La gendarmerie, par exemple, vient de se doter d'une division "cold cases". La méthode, c'est de miser à la fois sur l'humain et sur la technologie. Des analystes criminels, des comportementalistes, des experts en ADN travaillent donc ensemble à Pontoise, au sein de cette toute nouvelle division "cold case" du pôle judiciaire de la gendarmerie nationale. Le colonel André Brothier est le chef adjoint du service central de renseignement criminel : "On va revoir chacun ce dossier. On va le déconstruire complètement pour essayer de déterminer des pistes de travail peut-être sur des scellés ou sur des recherches de témoins. Donc ça va être le petit détail, la chose qu’on a vue d’un côté, mais on n'a pas vu la partie d’ombre de cette affaire, pour toujours apporter une réponse aux familles de victimes." 

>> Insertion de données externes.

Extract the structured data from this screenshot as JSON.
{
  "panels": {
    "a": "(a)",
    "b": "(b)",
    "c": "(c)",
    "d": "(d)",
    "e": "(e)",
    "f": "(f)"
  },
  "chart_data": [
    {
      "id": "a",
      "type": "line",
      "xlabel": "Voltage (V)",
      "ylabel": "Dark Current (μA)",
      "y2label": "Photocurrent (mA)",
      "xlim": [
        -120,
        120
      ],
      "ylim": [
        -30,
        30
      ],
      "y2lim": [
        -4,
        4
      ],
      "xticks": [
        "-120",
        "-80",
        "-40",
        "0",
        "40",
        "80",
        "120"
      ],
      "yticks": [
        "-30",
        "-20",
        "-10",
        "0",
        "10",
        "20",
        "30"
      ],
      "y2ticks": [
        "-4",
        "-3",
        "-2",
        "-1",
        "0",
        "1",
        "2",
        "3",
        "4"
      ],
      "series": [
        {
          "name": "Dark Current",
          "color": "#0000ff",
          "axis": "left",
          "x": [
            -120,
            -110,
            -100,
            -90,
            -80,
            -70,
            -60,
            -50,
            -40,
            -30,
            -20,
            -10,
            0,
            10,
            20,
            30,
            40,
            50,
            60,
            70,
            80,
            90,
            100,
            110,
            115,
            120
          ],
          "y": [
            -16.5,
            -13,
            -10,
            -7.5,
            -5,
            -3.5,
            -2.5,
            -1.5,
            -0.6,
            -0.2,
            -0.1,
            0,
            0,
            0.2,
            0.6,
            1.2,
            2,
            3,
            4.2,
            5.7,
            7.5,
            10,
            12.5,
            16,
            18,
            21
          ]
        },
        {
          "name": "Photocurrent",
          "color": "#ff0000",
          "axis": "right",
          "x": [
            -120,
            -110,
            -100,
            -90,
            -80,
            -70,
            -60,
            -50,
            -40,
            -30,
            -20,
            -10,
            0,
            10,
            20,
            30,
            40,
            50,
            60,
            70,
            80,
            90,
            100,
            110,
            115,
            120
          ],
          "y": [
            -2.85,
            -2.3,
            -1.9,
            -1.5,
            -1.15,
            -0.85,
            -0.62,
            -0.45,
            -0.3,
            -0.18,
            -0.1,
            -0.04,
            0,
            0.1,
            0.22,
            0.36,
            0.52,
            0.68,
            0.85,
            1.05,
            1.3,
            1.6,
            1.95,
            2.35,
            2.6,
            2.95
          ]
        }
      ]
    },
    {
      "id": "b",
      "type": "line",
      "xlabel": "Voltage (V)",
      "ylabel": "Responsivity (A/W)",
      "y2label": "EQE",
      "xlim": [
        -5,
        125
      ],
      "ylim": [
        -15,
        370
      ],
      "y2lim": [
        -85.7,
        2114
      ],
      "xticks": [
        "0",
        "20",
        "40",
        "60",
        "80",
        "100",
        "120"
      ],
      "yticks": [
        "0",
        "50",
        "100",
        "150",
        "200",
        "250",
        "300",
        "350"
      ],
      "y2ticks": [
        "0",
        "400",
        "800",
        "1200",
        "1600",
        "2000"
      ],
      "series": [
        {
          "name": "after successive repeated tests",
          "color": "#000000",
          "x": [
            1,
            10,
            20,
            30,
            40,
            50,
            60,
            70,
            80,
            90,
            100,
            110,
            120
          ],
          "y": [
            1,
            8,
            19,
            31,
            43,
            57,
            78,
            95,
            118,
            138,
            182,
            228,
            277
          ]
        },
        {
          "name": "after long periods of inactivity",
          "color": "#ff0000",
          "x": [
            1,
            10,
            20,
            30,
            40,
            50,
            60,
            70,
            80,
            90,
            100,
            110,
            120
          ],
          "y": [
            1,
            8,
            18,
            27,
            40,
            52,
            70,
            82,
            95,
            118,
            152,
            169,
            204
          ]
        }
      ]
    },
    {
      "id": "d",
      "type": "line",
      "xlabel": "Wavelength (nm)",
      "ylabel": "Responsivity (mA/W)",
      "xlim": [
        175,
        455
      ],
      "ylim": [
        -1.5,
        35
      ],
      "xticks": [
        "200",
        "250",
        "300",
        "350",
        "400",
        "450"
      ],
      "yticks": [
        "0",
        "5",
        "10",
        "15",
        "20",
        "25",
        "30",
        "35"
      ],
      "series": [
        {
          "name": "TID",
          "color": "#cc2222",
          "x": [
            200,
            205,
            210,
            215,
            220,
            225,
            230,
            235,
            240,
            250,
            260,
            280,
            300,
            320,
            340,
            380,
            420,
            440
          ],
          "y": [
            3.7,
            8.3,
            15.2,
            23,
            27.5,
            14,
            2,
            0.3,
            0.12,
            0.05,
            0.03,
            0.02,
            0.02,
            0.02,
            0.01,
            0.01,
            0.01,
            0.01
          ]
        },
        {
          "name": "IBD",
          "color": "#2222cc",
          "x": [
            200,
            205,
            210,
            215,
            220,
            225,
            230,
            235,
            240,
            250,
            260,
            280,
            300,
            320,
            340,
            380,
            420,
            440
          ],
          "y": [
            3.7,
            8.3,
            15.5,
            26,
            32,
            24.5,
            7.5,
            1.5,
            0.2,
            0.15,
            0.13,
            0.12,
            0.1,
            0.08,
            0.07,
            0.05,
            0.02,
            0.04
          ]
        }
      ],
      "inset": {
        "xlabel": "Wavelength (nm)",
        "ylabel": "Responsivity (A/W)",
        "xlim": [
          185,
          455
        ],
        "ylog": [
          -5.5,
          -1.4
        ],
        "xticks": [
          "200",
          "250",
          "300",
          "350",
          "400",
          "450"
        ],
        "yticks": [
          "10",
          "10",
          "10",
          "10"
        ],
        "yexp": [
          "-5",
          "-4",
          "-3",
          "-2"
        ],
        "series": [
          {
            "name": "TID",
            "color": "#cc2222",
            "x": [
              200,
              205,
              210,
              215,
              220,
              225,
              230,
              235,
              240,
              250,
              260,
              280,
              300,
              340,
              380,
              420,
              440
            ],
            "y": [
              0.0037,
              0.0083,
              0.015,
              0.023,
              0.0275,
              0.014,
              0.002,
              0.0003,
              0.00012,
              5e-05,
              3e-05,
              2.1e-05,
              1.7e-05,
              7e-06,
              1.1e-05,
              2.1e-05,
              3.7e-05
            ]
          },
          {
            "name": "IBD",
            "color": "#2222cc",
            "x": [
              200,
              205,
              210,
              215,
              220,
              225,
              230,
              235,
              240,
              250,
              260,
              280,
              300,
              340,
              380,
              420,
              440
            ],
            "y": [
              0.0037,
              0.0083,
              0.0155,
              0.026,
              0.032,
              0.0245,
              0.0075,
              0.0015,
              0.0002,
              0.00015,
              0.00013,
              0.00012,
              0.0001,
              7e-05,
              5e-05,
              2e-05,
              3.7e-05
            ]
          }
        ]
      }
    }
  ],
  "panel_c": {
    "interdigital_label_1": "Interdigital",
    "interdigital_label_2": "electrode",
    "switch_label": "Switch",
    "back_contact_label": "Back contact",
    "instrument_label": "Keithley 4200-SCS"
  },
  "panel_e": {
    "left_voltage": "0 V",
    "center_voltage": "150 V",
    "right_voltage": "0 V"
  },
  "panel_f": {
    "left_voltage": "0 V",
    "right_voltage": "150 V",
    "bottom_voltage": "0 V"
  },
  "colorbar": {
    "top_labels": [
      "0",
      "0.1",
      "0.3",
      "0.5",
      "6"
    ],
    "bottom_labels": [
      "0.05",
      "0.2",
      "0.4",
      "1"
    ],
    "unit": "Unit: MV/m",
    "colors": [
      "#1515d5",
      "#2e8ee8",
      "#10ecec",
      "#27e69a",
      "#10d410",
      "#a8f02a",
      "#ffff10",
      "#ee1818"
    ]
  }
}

Cette division se rend aussi sur les lieux des crimes non élucidés qu’elle réexamine des années plus tard. Les comportementalistes, les analystes criminels ont besoin de s’imprégner des lieux. Ce qui implique aussi de rencontrer les enquêteurs de l’époque, parfois à la retraite. "Quand on arrive sur une scène de crime, au-delà de découvrir des objets et de les placer sous scellés, il y a l’impression que l’on va avoir en arrivant, et ce sont des choses indescriptibles, explique le colonel André Brothier. Un crime complexe, il y a une violence sous-jacente que seul celui qui est arrivé juste après les faits a ressenti, et pour le transmettre. Il doit pouvoir l’expliquer à un autre enquêteur, qui ressent la même chose par rapport aux traitements de ce type de faits." La division "cold cases" a identifié 80 dossiers intéressants, et elle travaille à plein temps sur six dossiers prioritaires.

"Acquérir une culture cold case"

Pour résoudre plus d'affaires, des magistrats spécialisés pourraient être créés, comme sur le modèle des juges anti-terroristes ou des juges financiers. L’idée est que des magistrats s'occupent à 100% de crimes non élucidés, au sein de pôles spécialisés. Dans l’avant-projet de loi pour la confiance dans l’institution judiciaire, il est évoqué la possibilité de créer des juridictions spécialisées interrégionales (JIRS) pour les crimes sériels, et de l’étendre aux "cold cases". "Je crois qu’il faudrait que nous acquerrions dans le monde judiciaire une culture 'cold case', explique Jacques Dallest, le procureur général près la cour d’appel de Grenoble, qui a piloté le groupe de travail sur les "cold cases". C’est ce que demandent les familles de victimes : que l’on s’intéresse à leurs affaires. Et je considère que ce sont les affaires les plus graves."

Il faut considérer qu’un dossier de cette nature peut durer 20, 30 ou 40 ans. D’où l’intérêt de les regrouper dans ces pôles spécialisés.

Jacques Dallest, procureur

à franceinfo


Jacques Dallest préconise qu’avec ces pôles spécialisés, la justice se dote d’une "mémoire criminelle informatique". Il faut aussi selon lui, bien mieux répertorier et conserver les scellés car ils sont parfois détruits trop tôt, ou mal répertoriés. Les scellés, ce sont ces indices si précieux découverts sur les scènes de crime, et que les progrès de la science peuvent faire parler bien des années plus tard.